Conversely, critic Richard Brody calls it "an accidental right-wing fetish object." Much of this line of criticism is borne from the protagonist's personality and the role of TV here. The "lack of expression" that Brody calls "a character flaw," a lack of "consciousness" and a detachment from humanity and what critic Matt Zoller Seitz calls "a tragedy of American machismo" and "emotional constipation" restate the usual attacks of supposed coldness, repression and lack of emotion leveled against introverts, as if quiet reflection and even a cry in private, as opposed to airing one's emotions publicly, were a vice. More to the point, Gardner criticizes the movie as "a tale of the exceptional white man," and plenty of others have questioned the movie's lack of gender and racial diversity--often citing the prior NASA movie "Hidden Figures" (2016). Never mind that the focus isn't on people behind the scenes, even the likes of Wernher von Braun absent, and that the Houston control center is downplayed, especially compared to a film such as "Apollo 13" (1995), with their input coming in as babble while the camera focuses on Neil and crew hurtling through space. Of course, there was segregation and institutional racism in the 1960s, too, and such context is TV's role here.

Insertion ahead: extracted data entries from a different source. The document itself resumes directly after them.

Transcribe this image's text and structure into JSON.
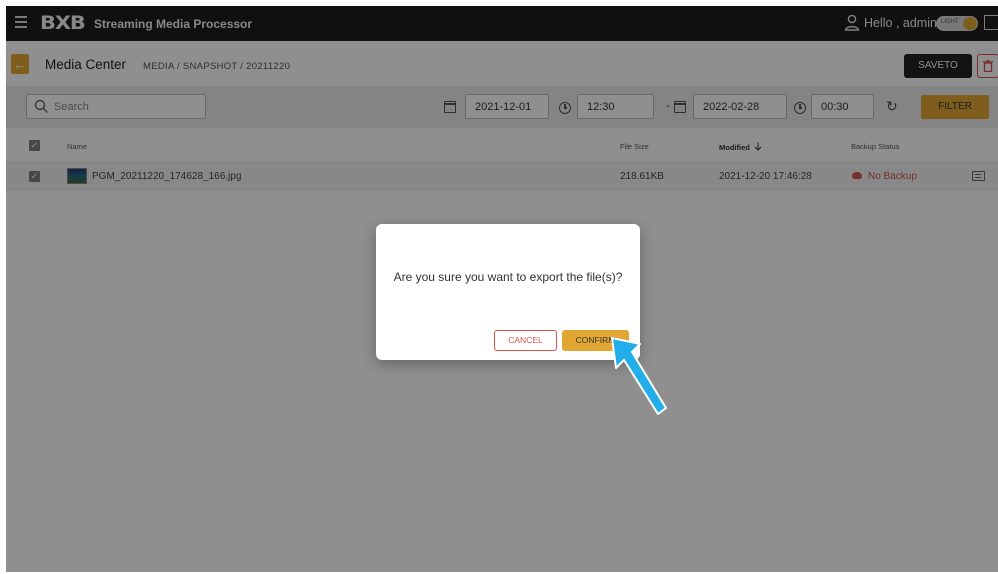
{
  "topbar": {
    "logo": "BXB",
    "title": "Streaming Media Processor",
    "greeting": "Hello , admin",
    "theme_toggle_label": "LIGHT"
  },
  "header": {
    "page_title": "Media Center",
    "breadcrumb": "MEDIA  /  SNAPSHOT  /  20211220",
    "saveto_label": "SAVETO"
  },
  "filters": {
    "search_placeholder": "Search",
    "start_date": "2021-12-01",
    "start_time": "12:30",
    "separator": "-",
    "end_date": "2022-02-28",
    "end_time": "00:30",
    "filter_label": "FILTER"
  },
  "table": {
    "columns": {
      "name": "Name",
      "size": "File Size",
      "modified": "Modified",
      "modified_sort_icon": "arrow-down",
      "backup": "Backup Status"
    },
    "rows": [
      {
        "name": "PGM_20211220_174628_166.jpg",
        "size": "218.61KB",
        "modified": "2021-12-20 17:46:28",
        "backup": "No Backup",
        "checked": true
      }
    ]
  },
  "dialog": {
    "message": "Are you sure you want to export the file(s)?",
    "cancel_label": "CANCEL",
    "confirm_label": "CONFIRM"
  },
  "colors": {
    "accent": "#e2a732",
    "danger": "#d9534f",
    "topbar": "#1e1e1e",
    "annotation_arrow": "#22aee8"
  }
}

From "Whitey on the Moon" to coverage of the Vietnam War, one may interpret the juxtaposition within the film how they wish, but I think it's as much as anything to placate and avoid offense (failing in Brody's case), as well as appearing too unbound from the world, for what is intended as a mainstream, all-pleasing product. Anymore focus on ancillary and contextual aspects surrounding Neil's life would've detracted from the inward examination of the man, just as further depictions of his outward accomplishments would've been irrelevant to the picture's purpose. Moreover, I find it more intriguing how the use of TV here inverts its historical role of presenting the Moon to us earthlings by, instead, doing the opposite for Earth in a film focused in space. I also want to see "First Man" again to examine the style, how its camerawork and look may do for space movies what "Saving Private Ryan" (1998) did for war ones, whether it is, indeed, too darkly-lit, and just for the pure exhilaration of the scenes from Armstrong bouncing off the atmosphere to walking on the Moon.